The treatments involved hormone therapy to suppress levels of testosterone, the natural fuel for prostate tumors, and the chemotherapy docetaxel. Conventional practice has been to start men on testosterone suppression and then try docetaxel chemotherapy once the cancer progressed, said Christopher Sweeney, a medical oncologist at the Harvard-affiliated Dana-Farber Cancer Institute in Boston and lead investigator for the study.
But the 790-patient trial, which began in 2006, found that 69% of men who started with the combination therapy were alive after three years, compared with 52.5% who were started on hormone therapy alone, researchers said Thursday.
The survival advantage, determined in a recent interim analysis of the study by an independent safety committee, was so striking that officials at the National Cancer Institute decided to release the finding early before a full analysis of the trial was completed. The NCI, part of the National Institutes of Health, funded the study.
"The data point was so strong and clear and accurate we feel confidence releasing this" for patients and clinicians to consider in treatment decisions, Dr.

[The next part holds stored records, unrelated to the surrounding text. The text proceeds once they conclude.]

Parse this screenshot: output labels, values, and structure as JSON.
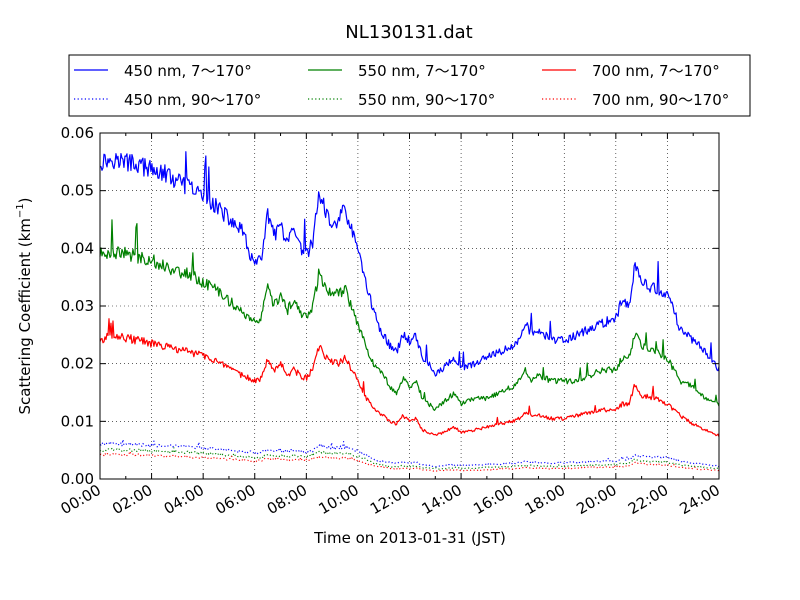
{
  "chart_data": {
    "type": "line",
    "title": "NL130131.dat",
    "xlabel": "Time on 2013-01-31 (JST)",
    "ylabel": "Scattering Coefficient (km",
    "ylabel_exponent": "−1",
    "ylabel_close": ")",
    "xlim": [
      "00:00",
      "24:00"
    ],
    "ylim": [
      0,
      0.06
    ],
    "grid": true,
    "grid_style": "dotted",
    "legend_position": "top (above plot)",
    "x_ticks": [
      "00:00",
      "02:00",
      "04:00",
      "06:00",
      "08:00",
      "10:00",
      "12:00",
      "14:00",
      "16:00",
      "18:00",
      "20:00",
      "22:00",
      "24:00"
    ],
    "y_ticks": [
      "0.00",
      "0.01",
      "0.02",
      "0.03",
      "0.04",
      "0.05",
      "0.06"
    ],
    "legend": [
      {
        "label": "450 nm, 7～170°",
        "color": "#0000ff",
        "style": "solid"
      },
      {
        "label": "550 nm, 7～170°",
        "color": "#008000",
        "style": "solid"
      },
      {
        "label": "700 nm, 7～170°",
        "color": "#ff0000",
        "style": "solid"
      },
      {
        "label": "450 nm, 90～170°",
        "color": "#0000ff",
        "style": "dotted"
      },
      {
        "label": "550 nm, 90～170°",
        "color": "#008000",
        "style": "dotted"
      },
      {
        "label": "700 nm, 90～170°",
        "color": "#ff0000",
        "style": "dotted"
      }
    ],
    "x_hours": [
      0,
      0.5,
      1,
      1.5,
      2,
      2.5,
      3,
      3.5,
      4,
      4.5,
      5,
      5.5,
      5.75,
      6,
      6.25,
      6.5,
      6.75,
      7,
      7.25,
      7.5,
      7.75,
      8,
      8.25,
      8.5,
      8.75,
      9,
      9.25,
      9.5,
      9.75,
      10,
      10.25,
      10.5,
      10.75,
      11,
      11.25,
      11.5,
      11.75,
      12,
      12.25,
      12.5,
      12.75,
      13,
      13.25,
      13.5,
      13.75,
      14,
      14.5,
      15,
      15.5,
      16,
      16.25,
      16.5,
      16.75,
      17,
      17.5,
      18,
      18.5,
      19,
      19.5,
      20,
      20.25,
      20.5,
      20.75,
      21,
      21.5,
      22,
      22.25,
      22.5,
      23,
      23.5,
      24
    ],
    "series": [
      {
        "name": "450 nm, 7～170°",
        "color": "#0000ff",
        "style": "solid",
        "values": [
          0.055,
          0.0555,
          0.055,
          0.0545,
          0.0535,
          0.053,
          0.0515,
          0.0505,
          0.049,
          0.0475,
          0.045,
          0.043,
          0.04,
          0.037,
          0.038,
          0.046,
          0.042,
          0.044,
          0.0405,
          0.043,
          0.04,
          0.039,
          0.041,
          0.05,
          0.046,
          0.044,
          0.045,
          0.047,
          0.043,
          0.04,
          0.035,
          0.031,
          0.027,
          0.025,
          0.023,
          0.022,
          0.025,
          0.024,
          0.025,
          0.021,
          0.02,
          0.018,
          0.019,
          0.02,
          0.021,
          0.019,
          0.02,
          0.021,
          0.022,
          0.023,
          0.024,
          0.027,
          0.025,
          0.026,
          0.024,
          0.024,
          0.025,
          0.026,
          0.027,
          0.028,
          0.031,
          0.03,
          0.037,
          0.034,
          0.033,
          0.032,
          0.029,
          0.026,
          0.024,
          0.022,
          0.019
        ]
      },
      {
        "name": "550 nm, 7～170°",
        "color": "#008000",
        "style": "solid",
        "values": [
          0.039,
          0.0395,
          0.039,
          0.0385,
          0.038,
          0.037,
          0.036,
          0.0355,
          0.034,
          0.033,
          0.031,
          0.029,
          0.028,
          0.027,
          0.028,
          0.033,
          0.03,
          0.032,
          0.029,
          0.031,
          0.029,
          0.028,
          0.03,
          0.036,
          0.033,
          0.032,
          0.032,
          0.033,
          0.03,
          0.027,
          0.024,
          0.021,
          0.019,
          0.018,
          0.016,
          0.015,
          0.0175,
          0.016,
          0.017,
          0.014,
          0.013,
          0.012,
          0.013,
          0.014,
          0.015,
          0.013,
          0.014,
          0.014,
          0.015,
          0.016,
          0.017,
          0.019,
          0.017,
          0.018,
          0.017,
          0.017,
          0.017,
          0.018,
          0.019,
          0.019,
          0.021,
          0.021,
          0.025,
          0.023,
          0.022,
          0.021,
          0.019,
          0.017,
          0.016,
          0.014,
          0.013
        ]
      },
      {
        "name": "700 nm, 7～170°",
        "color": "#ff0000",
        "style": "solid",
        "values": [
          0.024,
          0.025,
          0.0245,
          0.024,
          0.0235,
          0.023,
          0.0225,
          0.022,
          0.0215,
          0.0205,
          0.019,
          0.018,
          0.0175,
          0.017,
          0.0175,
          0.021,
          0.019,
          0.02,
          0.018,
          0.019,
          0.018,
          0.0175,
          0.019,
          0.023,
          0.021,
          0.0205,
          0.02,
          0.021,
          0.019,
          0.017,
          0.0145,
          0.013,
          0.0115,
          0.011,
          0.01,
          0.0095,
          0.011,
          0.01,
          0.0105,
          0.0085,
          0.008,
          0.0075,
          0.008,
          0.0085,
          0.009,
          0.008,
          0.0085,
          0.009,
          0.0095,
          0.01,
          0.0105,
          0.0115,
          0.011,
          0.011,
          0.0105,
          0.0105,
          0.011,
          0.0115,
          0.012,
          0.012,
          0.013,
          0.013,
          0.0165,
          0.0145,
          0.014,
          0.013,
          0.012,
          0.011,
          0.0095,
          0.0085,
          0.0075
        ]
      },
      {
        "name": "450 nm, 90～170°",
        "color": "#0000ff",
        "style": "dotted",
        "values": [
          0.006,
          0.0062,
          0.006,
          0.006,
          0.0059,
          0.0058,
          0.0057,
          0.0055,
          0.0054,
          0.0052,
          0.005,
          0.0048,
          0.0047,
          0.0045,
          0.0046,
          0.0052,
          0.0049,
          0.005,
          0.0048,
          0.005,
          0.0048,
          0.0047,
          0.0049,
          0.0058,
          0.0055,
          0.0054,
          0.0054,
          0.0056,
          0.0052,
          0.0048,
          0.0042,
          0.0037,
          0.0032,
          0.003,
          0.0028,
          0.0027,
          0.0029,
          0.0028,
          0.0029,
          0.0025,
          0.0024,
          0.0022,
          0.0023,
          0.0024,
          0.0025,
          0.0023,
          0.0024,
          0.0025,
          0.0026,
          0.0027,
          0.0028,
          0.003,
          0.0029,
          0.0029,
          0.0028,
          0.0028,
          0.0029,
          0.003,
          0.003,
          0.0031,
          0.0034,
          0.0034,
          0.0042,
          0.0039,
          0.0038,
          0.0037,
          0.0034,
          0.003,
          0.0028,
          0.0025,
          0.0022
        ]
      },
      {
        "name": "550 nm, 90～170°",
        "color": "#008000",
        "style": "dotted",
        "values": [
          0.005,
          0.0051,
          0.005,
          0.005,
          0.0049,
          0.0048,
          0.0047,
          0.0046,
          0.0045,
          0.0043,
          0.0041,
          0.0039,
          0.0038,
          0.0037,
          0.0038,
          0.0043,
          0.004,
          0.0041,
          0.0039,
          0.0041,
          0.0039,
          0.0038,
          0.004,
          0.0047,
          0.0045,
          0.0044,
          0.0044,
          0.0045,
          0.0042,
          0.0039,
          0.0034,
          0.003,
          0.0026,
          0.0024,
          0.0022,
          0.0021,
          0.0023,
          0.0022,
          0.0023,
          0.002,
          0.0019,
          0.0018,
          0.0018,
          0.0019,
          0.002,
          0.0018,
          0.0019,
          0.002,
          0.0021,
          0.0022,
          0.0022,
          0.0024,
          0.0023,
          0.0023,
          0.0022,
          0.0022,
          0.0023,
          0.0024,
          0.0024,
          0.0025,
          0.0027,
          0.0027,
          0.0034,
          0.0031,
          0.003,
          0.0029,
          0.0027,
          0.0024,
          0.0022,
          0.002,
          0.0018
        ]
      },
      {
        "name": "700 nm, 90～170°",
        "color": "#ff0000",
        "style": "dotted",
        "values": [
          0.0042,
          0.0043,
          0.0042,
          0.0042,
          0.0041,
          0.004,
          0.0039,
          0.0038,
          0.0037,
          0.0036,
          0.0034,
          0.0033,
          0.0032,
          0.0031,
          0.0032,
          0.0036,
          0.0034,
          0.0035,
          0.0033,
          0.0034,
          0.0033,
          0.0032,
          0.0034,
          0.0039,
          0.0037,
          0.0036,
          0.0036,
          0.0037,
          0.0035,
          0.0032,
          0.0028,
          0.0025,
          0.0022,
          0.002,
          0.0018,
          0.0017,
          0.0019,
          0.0018,
          0.0019,
          0.0016,
          0.0015,
          0.0014,
          0.0015,
          0.0015,
          0.0016,
          0.0015,
          0.0015,
          0.0016,
          0.0017,
          0.0018,
          0.0018,
          0.002,
          0.0019,
          0.0019,
          0.0018,
          0.0018,
          0.0019,
          0.002,
          0.002,
          0.0021,
          0.0022,
          0.0022,
          0.0028,
          0.0026,
          0.0025,
          0.0024,
          0.0022,
          0.002,
          0.0018,
          0.0016,
          0.0015
        ]
      }
    ]
  }
}
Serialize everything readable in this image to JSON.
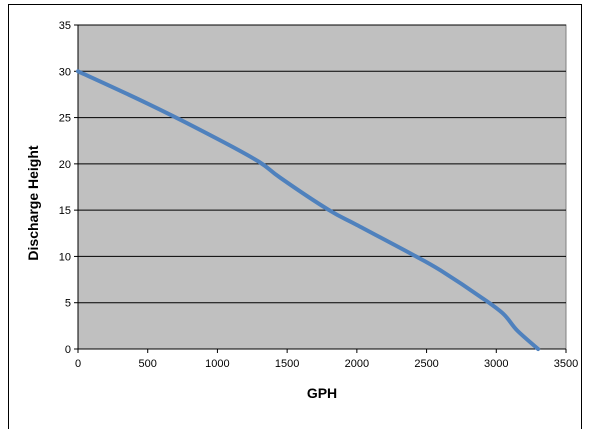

Sweeney said.
The interim analysis also showed that men with particularly advanced disease—those whose cancer had spread to at least four different locations in bone or had spread to a major organ such as the liver—were the most likely to benefit from the combination treatment, the NCI said.
Docetaxel, marketed as Taxotere by Sanofi SA, is also available in generic versions. Dr. Sweeney said, "The evidence is strong enough that I would offer [the combination] to my patients who have the high volume of disease and are eligible for docetaxel."
Because of side effects associated with chemotherapy, some men with prostate cancer aren't strong enough to take it, he said.
Since the study launched, other prostate-cancer remedies have been approved, including Zytiga from Johnson & Johnson and Xtandi from Astellas Pharmaceuticals of Japan and Medivation of San Francisco, both of which are hormone treatments. How they might fit into treatment regimens in the light of the new findings will be the subject of further study, Dr. Sweeney said
I see the drug being used effectively in several indications and side effects issues being managed intelligently.
I hope so.
From Biomaven on SI, worth bearing in mind. Obviously, it cuts both ways - doesn't cure, but it leaves you with a stable customer base....
Iclusig, albeit the most powerful drug, does not cure CML - patients have to keep taking it as long as they live. So an unacceptable SAE rate would make that impractical. At this point the drug is almost certainly destined as the last resort only.